Global borders are starting to reopen, as most of the world is beginning to ease pandemic restrictions. But for the European Union, there are being selective as to who they let in. On the block list? The United States.
Starting on July 1st, the EU began opening its borders to nonessential travelers. But upon recommendation from the European Commission, there are high standards for just who they let in. The primary qualification is that the traveler comes from a country “considered as being in a comparable or better epidemiological situation as the average in the EU+ area.” The United States, of course, leads the world with the highest number of both coronavirus infections and coronavirus deaths. And the numbers are worsening, not getting better.
There are a few exceptions. European citizens or residents who are flying from the United States will be allowed back home.
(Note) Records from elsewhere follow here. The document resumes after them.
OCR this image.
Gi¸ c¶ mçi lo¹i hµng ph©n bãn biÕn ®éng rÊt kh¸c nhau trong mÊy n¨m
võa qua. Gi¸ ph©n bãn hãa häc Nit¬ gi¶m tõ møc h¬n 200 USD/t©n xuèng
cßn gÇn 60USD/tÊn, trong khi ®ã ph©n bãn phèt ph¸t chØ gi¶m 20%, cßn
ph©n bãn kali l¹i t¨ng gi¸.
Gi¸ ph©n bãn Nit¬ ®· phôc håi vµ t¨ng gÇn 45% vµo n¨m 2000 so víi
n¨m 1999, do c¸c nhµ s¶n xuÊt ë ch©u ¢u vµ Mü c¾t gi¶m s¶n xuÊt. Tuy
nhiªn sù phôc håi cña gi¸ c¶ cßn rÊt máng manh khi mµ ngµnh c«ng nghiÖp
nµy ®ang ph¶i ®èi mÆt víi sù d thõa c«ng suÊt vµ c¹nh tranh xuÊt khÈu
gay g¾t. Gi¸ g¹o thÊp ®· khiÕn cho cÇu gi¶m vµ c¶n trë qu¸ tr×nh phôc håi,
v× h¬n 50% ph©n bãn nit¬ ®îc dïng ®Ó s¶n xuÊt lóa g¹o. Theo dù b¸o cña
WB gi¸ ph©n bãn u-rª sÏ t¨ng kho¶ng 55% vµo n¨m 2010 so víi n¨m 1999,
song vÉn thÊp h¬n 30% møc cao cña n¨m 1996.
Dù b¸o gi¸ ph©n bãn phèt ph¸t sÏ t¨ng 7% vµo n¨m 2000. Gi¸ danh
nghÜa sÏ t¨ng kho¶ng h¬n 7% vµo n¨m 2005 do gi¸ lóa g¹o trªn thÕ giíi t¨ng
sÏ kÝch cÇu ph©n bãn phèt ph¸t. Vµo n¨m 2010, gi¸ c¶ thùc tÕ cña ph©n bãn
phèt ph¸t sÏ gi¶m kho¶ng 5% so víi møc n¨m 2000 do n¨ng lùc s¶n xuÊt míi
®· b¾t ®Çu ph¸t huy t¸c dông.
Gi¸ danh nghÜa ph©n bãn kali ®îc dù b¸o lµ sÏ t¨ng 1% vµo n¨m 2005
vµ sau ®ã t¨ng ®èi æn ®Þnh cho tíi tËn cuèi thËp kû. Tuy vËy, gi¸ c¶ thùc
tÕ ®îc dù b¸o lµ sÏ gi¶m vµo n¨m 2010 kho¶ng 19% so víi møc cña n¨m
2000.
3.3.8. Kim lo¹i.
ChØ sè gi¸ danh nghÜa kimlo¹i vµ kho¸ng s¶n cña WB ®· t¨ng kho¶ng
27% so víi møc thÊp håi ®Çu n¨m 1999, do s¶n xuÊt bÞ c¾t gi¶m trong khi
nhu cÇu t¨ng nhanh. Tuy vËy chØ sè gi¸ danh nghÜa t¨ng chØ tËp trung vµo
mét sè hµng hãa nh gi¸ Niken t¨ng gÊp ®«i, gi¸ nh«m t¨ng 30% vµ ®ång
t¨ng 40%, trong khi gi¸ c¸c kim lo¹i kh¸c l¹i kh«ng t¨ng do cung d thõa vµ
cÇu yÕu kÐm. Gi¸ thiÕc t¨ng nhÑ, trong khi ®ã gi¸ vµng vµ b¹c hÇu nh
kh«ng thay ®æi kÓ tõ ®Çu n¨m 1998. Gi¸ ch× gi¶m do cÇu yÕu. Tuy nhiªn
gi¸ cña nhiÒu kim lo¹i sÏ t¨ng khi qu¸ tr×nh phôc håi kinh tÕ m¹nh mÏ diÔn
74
And there are various kinds of travel that are considered essential that will be exempt from the block, including travel by diplomats, students, and humanitarian workers.
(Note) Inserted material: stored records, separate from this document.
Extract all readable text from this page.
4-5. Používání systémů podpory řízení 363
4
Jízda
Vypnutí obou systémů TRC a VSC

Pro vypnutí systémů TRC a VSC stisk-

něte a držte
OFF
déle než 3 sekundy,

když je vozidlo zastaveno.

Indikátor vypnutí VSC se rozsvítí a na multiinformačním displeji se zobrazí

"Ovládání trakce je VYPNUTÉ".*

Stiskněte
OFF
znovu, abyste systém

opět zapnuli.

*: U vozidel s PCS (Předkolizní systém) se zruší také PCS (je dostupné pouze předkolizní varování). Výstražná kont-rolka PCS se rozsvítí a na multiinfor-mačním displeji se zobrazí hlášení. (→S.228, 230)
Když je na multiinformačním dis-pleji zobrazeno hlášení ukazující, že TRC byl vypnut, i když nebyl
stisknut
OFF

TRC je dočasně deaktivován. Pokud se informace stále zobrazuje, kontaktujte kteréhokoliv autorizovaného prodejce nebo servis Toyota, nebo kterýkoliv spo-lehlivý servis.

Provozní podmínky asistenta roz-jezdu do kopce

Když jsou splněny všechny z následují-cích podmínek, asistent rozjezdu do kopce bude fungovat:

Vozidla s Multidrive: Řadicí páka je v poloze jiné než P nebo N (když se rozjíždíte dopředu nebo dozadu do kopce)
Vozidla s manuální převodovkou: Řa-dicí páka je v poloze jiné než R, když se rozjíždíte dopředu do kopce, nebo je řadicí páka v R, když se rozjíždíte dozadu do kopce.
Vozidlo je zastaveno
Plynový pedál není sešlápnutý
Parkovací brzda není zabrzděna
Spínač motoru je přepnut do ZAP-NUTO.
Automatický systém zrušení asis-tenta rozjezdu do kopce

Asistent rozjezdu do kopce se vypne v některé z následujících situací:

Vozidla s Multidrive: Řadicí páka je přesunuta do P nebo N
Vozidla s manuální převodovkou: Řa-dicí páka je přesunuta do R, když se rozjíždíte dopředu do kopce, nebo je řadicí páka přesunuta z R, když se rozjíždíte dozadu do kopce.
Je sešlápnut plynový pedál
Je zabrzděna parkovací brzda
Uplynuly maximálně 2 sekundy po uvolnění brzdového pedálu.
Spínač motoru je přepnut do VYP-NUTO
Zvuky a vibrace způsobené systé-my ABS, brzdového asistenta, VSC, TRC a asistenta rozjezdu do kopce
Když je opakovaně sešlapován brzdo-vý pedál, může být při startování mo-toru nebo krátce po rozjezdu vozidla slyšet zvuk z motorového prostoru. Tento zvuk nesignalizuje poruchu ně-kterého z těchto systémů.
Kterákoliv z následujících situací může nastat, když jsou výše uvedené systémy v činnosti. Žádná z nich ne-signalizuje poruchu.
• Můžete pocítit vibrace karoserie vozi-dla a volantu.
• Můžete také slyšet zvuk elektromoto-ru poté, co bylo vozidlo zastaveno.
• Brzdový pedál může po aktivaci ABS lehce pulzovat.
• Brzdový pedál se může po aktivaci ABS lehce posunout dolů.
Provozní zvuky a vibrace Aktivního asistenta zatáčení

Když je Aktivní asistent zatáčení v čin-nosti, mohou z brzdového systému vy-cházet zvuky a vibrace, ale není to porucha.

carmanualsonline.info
And while the EU used to include the UK, Brexit means that these rules don’t apply when traveling to England or Ireland. But if you think this might be a loophole, you’re mistaken. Traveling to the EU by way of the UK won’t be an option unless you can prove you have a residence or family in the country you’re trying to enter.
The EU will review its list of banned countries every two weeks and will make adjustments accordingly. For the US, the ban is likely indefinite as the trends continue pointing in the wrong direction.
What does this mean for transatlantic relationships? Both the tourism industry and the international labor markets likely to see some longterm hits. And for the many Americans and Europeans with loved ones on either side of the pond, the future may look bleak. Pauline Manos, an American living in Belgium for decades told Euronews, “Suddenly I feel this is my grandparents’ generation when they emigrated from Greece to the US and never saw their parents again… and letters would take three months.”